REPUBLIKA.CO.ID, SINGAPURA -- Menteri Luar Negeri Singapura Vivian Balakrishnan menolak pemberian sanksi secara luas terhadap Myanmar menyusul terjadinya kudeta di negara itu.
Berbicara di depan parlemen pada Selasa, Vivian Balakrishnan berharap para tahanan termasuk pemimpin Liga Nasional Demokrasi Aung San Suu Kyi dan Presiden Win Myint dapat dibebaskan. Dengan begitu, negosiasi bisa dilakukan dengan dewan militer yang berkuasa, yang merebut kekuasaan pada 1 Februari.
“Ini adalah perkembangan yang mengkhawatirkan. Kami mendesak pihak berwenang untuk menahan diri sepenuhnya,” kata dia seperti dikutip Straits Times, pada Rabu (17/2).
Vivian mengatakan seharusnya tidak ada aksi kekerasan terhadap warga sipil yang tidak bersenjata, dan berharap akan ada resolusi damai. Menurut dia, Partai Suu Kyi telah meraih kemenangan telak dalam pemilihan November dan kudeta itu merupakan kemunduran besar bagi konomi Myanmar.

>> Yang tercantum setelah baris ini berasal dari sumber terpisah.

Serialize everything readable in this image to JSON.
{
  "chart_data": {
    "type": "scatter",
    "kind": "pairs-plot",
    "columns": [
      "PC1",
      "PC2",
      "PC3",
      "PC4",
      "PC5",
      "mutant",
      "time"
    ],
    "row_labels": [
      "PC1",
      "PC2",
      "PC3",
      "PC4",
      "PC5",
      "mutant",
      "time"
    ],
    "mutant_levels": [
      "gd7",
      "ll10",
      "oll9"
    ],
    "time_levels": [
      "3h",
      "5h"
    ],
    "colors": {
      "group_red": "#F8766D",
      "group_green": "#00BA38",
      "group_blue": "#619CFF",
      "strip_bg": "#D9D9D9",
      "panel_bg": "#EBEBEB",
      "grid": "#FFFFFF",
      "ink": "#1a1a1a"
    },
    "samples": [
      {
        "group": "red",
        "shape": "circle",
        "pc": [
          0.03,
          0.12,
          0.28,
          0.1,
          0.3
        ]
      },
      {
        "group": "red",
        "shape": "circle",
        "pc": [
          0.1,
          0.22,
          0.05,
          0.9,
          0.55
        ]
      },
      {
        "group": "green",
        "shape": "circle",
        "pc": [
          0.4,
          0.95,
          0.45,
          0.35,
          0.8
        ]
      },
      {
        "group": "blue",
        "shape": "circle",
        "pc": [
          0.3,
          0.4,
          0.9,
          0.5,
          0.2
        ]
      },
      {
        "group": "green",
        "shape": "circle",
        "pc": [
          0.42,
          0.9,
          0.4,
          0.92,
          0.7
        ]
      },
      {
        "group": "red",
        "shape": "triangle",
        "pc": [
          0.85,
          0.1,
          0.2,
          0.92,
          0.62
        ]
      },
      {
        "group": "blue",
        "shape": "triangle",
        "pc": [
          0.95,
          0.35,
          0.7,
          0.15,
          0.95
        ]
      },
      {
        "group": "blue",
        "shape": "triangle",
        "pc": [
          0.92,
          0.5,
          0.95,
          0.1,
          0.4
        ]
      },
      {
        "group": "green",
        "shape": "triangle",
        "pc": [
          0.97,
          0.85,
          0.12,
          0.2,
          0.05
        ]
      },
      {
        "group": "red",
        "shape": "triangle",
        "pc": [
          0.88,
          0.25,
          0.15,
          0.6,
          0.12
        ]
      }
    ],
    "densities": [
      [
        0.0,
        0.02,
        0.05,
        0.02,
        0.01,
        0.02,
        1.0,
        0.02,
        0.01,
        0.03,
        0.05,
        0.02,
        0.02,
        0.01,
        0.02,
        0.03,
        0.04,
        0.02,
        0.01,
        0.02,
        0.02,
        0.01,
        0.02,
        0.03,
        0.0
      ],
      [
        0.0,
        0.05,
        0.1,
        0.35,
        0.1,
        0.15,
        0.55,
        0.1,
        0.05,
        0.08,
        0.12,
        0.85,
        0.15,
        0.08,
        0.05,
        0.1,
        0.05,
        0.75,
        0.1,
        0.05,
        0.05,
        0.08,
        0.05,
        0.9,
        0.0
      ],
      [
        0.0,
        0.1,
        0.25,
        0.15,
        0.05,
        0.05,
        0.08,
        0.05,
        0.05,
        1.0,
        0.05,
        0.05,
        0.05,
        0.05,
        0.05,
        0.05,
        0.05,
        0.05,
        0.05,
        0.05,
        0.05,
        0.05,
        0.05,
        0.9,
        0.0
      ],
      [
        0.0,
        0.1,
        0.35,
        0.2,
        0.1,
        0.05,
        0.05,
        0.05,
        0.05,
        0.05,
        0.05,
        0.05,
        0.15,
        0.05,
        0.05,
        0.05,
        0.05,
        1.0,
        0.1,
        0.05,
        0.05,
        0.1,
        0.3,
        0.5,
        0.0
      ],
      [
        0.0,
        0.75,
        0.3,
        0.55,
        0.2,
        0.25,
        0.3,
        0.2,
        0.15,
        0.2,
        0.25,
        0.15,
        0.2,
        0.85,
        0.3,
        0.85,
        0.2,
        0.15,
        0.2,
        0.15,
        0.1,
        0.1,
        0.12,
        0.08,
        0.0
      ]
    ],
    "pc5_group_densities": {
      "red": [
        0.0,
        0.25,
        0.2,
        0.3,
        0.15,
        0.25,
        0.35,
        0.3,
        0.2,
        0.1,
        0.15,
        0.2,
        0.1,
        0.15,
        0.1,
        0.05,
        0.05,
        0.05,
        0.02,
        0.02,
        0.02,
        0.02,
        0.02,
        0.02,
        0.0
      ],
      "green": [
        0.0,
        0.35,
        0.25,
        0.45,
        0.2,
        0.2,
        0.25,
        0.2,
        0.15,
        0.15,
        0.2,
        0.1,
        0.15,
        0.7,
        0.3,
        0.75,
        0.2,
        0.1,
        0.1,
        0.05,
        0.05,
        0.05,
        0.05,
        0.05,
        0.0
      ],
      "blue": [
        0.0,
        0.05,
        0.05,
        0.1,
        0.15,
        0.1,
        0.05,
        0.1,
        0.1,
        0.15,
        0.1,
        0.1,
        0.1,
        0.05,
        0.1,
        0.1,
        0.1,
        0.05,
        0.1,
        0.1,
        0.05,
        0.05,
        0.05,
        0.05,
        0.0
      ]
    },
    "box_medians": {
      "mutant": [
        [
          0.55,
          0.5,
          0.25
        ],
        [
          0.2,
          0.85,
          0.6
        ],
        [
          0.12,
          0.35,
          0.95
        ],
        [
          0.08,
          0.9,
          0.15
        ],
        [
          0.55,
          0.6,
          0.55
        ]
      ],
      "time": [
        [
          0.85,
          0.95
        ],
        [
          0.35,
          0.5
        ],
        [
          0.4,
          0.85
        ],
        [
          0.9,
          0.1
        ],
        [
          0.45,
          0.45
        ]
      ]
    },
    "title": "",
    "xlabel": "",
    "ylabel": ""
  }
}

Balakrishnan beralasan penerapan sanksi luas terhadap Myanmar hanya akan merugikan penduduknya, di mana kemiskinan masih merajalela.
“Kita tidak boleh menerapkan sanksi yang meluas dan digeneralisasikan tanpa pandang bulu karena orang yang paling menderita adalah rakyat biasa di Myanmar,” kata Balakrishnan.
Sebelumnya, Amerika Serikat dan Inggris telah menjatuhkan sanksi kepada Myanmar menyusul kudeta militer terhadap Aung San Suu Kyi. Sejak Senin, sejumlah staf kedutaan besar AS telah meninggalkan Myanmar di tengah potensi meningkatnya kekerasan.